The flow supplied to 8 is controlled. When the directional control valve 22 is to be stroked, the conduit 89 or 90 of the actuator 88 is connected to the second oil passage 53 for introducing load pressure, while the second oil passage 53 is connected to one pressure chamber 65 of the pressure reducing valve section 24.
The load pressure at the pressure reducing valve section 24 is
Since it is used only as the pilot pressure (set pressure of the pressure reducing valve), the pressure does not escape, that is,
When the directional control valve 22 is stroked, there is no spontaneous lowering of the actuator 88 due to the release of the load pressure.

The load pressure detecting path 82 is connected to the pressure reducing valve section 2 of the pressure compensating valve 25 disposed on the other directional control valve 22.
4 is connected to the other pressure chamber 66, but one pressure chamber 65 of the pressure reducing valve section 24 is connected to the tank 86 by the neutral position A of the directional control valve 22, so that it is used for introducing load pressure. The pressure in the first oil passage 53 is zero, and
The pressure reducing valve 24 urges the check valve 23 in the closing direction by the internal pressure. On the other hand, since the pump discharge pressure is guided from the pump discharge passage 81 to the pressure chamber a in the direction in which the check valve portion 24 is opened, the difference between the pump discharge pressure and the pressure in the load pressure detection passage 82 (= The check valve unit 23 and the pressure reducing valve unit 24 are stroked in the opening direction of the check valve unit 23 by the pressure of 20 kg / cm ² ).
/ Cm ² ), the receipt is performed by the weak spring 69, and as a result, the pressure reducing valve section 24 does not stroke until the stroke end, and the hydraulic control on the direction control valve 22 side is not affected at all.

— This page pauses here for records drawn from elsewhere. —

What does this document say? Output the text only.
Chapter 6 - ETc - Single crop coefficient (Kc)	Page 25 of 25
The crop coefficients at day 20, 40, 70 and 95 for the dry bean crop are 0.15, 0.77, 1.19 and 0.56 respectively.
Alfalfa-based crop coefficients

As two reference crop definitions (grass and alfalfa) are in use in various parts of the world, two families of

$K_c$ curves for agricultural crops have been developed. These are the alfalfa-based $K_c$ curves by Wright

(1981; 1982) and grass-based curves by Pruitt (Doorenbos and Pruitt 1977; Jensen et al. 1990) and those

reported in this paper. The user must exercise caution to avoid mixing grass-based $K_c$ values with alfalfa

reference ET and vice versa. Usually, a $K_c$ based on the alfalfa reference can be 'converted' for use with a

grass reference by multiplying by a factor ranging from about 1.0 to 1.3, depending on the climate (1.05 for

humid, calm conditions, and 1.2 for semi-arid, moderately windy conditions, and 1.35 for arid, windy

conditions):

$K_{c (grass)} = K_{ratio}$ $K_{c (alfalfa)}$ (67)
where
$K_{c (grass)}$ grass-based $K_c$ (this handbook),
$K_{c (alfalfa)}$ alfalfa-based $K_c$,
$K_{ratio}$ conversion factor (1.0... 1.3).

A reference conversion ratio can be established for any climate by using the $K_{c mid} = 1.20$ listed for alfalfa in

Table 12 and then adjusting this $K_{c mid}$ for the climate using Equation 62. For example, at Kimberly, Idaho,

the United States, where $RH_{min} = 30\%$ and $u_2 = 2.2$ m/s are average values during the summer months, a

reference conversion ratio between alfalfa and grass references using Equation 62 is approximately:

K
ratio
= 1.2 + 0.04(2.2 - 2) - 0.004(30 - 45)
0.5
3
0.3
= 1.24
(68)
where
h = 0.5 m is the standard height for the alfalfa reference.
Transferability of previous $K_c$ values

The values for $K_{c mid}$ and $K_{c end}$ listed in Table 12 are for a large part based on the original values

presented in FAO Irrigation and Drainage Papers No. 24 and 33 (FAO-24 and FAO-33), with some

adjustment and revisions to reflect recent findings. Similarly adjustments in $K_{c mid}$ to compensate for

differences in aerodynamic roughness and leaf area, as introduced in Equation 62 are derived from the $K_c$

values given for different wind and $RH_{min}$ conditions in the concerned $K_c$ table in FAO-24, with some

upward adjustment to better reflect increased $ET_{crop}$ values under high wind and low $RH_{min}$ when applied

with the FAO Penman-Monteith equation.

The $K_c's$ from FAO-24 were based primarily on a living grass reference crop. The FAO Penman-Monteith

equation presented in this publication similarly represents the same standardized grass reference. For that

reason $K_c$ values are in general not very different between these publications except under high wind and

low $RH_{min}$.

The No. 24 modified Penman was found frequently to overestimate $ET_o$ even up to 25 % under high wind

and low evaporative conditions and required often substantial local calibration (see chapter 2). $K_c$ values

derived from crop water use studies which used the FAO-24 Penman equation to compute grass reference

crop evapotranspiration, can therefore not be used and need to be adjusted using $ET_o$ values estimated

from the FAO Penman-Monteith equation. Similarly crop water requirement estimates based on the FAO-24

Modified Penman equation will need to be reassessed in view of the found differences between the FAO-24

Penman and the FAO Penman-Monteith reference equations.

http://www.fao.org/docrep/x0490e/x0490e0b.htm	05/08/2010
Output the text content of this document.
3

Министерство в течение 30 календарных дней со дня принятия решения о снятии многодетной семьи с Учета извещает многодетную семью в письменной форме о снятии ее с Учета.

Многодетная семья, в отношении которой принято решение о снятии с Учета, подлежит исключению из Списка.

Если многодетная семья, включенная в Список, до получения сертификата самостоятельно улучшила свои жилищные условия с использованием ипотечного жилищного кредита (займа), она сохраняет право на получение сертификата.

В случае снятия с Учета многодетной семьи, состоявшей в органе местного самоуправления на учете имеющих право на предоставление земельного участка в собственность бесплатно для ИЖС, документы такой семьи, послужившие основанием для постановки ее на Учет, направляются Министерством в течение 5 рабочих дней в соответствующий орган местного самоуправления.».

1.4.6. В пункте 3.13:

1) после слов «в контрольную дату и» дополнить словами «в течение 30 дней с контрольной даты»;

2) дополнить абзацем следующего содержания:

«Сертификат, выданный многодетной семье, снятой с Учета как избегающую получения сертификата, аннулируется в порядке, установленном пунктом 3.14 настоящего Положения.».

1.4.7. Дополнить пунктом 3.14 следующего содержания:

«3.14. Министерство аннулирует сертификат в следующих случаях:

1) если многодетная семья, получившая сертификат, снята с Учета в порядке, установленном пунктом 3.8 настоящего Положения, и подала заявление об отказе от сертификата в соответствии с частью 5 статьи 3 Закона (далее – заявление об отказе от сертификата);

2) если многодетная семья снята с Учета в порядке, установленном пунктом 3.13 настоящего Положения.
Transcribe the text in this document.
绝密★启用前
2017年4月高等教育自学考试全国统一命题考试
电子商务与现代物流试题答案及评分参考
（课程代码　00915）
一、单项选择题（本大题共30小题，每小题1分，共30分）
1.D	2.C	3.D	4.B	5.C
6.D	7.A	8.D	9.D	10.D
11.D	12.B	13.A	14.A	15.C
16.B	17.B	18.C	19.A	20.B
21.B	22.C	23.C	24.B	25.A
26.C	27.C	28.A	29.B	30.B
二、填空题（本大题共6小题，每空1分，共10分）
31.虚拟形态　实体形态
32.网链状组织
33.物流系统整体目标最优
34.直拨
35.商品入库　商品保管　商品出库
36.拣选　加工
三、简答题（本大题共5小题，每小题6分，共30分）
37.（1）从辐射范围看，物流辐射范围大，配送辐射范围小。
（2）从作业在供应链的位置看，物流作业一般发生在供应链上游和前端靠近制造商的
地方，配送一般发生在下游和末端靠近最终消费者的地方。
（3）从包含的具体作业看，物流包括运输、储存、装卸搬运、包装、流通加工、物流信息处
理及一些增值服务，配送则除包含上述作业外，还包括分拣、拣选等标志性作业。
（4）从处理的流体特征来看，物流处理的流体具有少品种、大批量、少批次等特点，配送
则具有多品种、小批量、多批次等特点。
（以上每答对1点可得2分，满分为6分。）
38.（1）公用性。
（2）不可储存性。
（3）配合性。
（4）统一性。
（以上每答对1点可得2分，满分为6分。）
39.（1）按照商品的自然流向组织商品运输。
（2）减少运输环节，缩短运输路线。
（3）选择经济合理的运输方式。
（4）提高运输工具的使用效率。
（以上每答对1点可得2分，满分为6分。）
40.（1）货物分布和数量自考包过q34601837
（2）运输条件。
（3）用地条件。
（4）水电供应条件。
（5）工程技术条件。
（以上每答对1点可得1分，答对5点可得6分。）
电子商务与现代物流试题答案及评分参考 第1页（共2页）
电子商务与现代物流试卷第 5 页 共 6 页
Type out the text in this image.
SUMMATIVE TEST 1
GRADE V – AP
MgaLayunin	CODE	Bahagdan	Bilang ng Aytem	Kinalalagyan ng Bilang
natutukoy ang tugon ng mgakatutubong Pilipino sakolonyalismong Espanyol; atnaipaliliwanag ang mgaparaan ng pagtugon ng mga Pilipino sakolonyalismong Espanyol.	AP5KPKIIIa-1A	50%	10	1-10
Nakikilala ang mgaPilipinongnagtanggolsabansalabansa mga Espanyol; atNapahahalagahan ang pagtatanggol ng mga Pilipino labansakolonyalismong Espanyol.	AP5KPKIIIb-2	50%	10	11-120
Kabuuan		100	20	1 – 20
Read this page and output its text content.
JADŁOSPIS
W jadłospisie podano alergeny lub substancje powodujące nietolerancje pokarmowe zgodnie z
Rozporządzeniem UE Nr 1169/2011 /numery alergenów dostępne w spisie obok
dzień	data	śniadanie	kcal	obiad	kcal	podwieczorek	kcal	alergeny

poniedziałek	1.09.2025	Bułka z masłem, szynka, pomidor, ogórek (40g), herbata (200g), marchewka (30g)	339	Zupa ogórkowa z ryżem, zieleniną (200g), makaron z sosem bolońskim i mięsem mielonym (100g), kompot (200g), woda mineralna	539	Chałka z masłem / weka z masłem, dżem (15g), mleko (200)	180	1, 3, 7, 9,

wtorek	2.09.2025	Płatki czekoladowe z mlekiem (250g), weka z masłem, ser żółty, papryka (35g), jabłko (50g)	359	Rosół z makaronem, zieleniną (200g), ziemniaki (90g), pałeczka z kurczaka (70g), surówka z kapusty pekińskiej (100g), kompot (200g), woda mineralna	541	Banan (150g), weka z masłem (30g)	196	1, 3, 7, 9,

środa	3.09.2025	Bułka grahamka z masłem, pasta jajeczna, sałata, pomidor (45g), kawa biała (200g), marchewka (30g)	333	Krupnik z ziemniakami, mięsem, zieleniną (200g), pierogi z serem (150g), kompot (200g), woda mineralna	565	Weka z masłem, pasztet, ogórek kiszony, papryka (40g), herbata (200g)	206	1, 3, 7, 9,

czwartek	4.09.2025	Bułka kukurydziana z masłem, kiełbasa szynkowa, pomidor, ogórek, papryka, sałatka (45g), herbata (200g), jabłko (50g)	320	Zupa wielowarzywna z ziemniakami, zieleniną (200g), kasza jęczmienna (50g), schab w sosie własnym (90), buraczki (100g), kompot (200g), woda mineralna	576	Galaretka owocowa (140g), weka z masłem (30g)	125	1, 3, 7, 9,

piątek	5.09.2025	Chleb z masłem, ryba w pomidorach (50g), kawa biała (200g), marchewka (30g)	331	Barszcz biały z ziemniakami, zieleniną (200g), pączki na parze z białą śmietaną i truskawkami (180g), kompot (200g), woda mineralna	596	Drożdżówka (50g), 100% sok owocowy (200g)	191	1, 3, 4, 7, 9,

When any of the direction control valves 22 is to be stroked to the first pressure oil supply position B. When the total flow rate required for each actuator 88 is at the maximum discharge flow rate position of the hydraulic pump 20. Now, it is assumed that the directional control valves 22 are both stroked to the first pressure oil supply position B, and the respective input ports 44, the respective conduits 89, and the respective first oil passages 53 for guiding the load pressure are connected. One pressure reducing valve portion 24 is operated until the pressure in the pressure chamber 66 becomes equal to the pressure in the one pressure chamber 65, and the other pressure reducing valve portion 24 is
The respective strokes are continued to the stroke end until the pressure in the pressure chamber 66 becomes equal to the pressure in the one pressure chamber 65. Now, two actuators 88,
It is assumed that the load pressure of the left actuator 88 among the load pressures of 88 is larger. Assuming the left actuator 26
Is 100 (kg / cm ² ), and the load pressure of the right actuator 27 is 10 (kg / cm ² ). Since the load pressure detection path 82 is connected to the tank 86 via the throttle 91, the pressure in the load pressure detection path 82 is zero before the directional control valve stroke. Therefore, each pressure reducing valve section 24 also strokes by the pressure in the first oil passage 53 for load pressure detection, and the pump discharge pressure communicates with the pressure in the pressure detection conduit 34. The pressure (10 kg) in the conduit 90 of the right actuator 88 where the pressure in the load pressure detection path 82 is the low pressure side
/ Cm ² ), first, the right pressure compensating valve 2
5 is closed. The pressure reducing valve portion 24 of the pressure compensating valve 25 on the left side remains in the stroke, and the pressure in the load pressure detecting path 82 increases until it becomes equal to the pump discharge pressure (20 kg / cm ² ). At this time, the pressure at the input port 44 of the direction control valve 55 of the left actuator 88 on the high pressure side is 100 (kg / cm ² ), and the pressure compensating valve 25
Is closed and disengaged from the pressure reducing valve section 24. On the other hand, the pressure reducing valve section 24 of the pressure compensating valve 25 is provided with a pressure difference between the two pressure chambers 65 and 66 (20−10 = 10−10).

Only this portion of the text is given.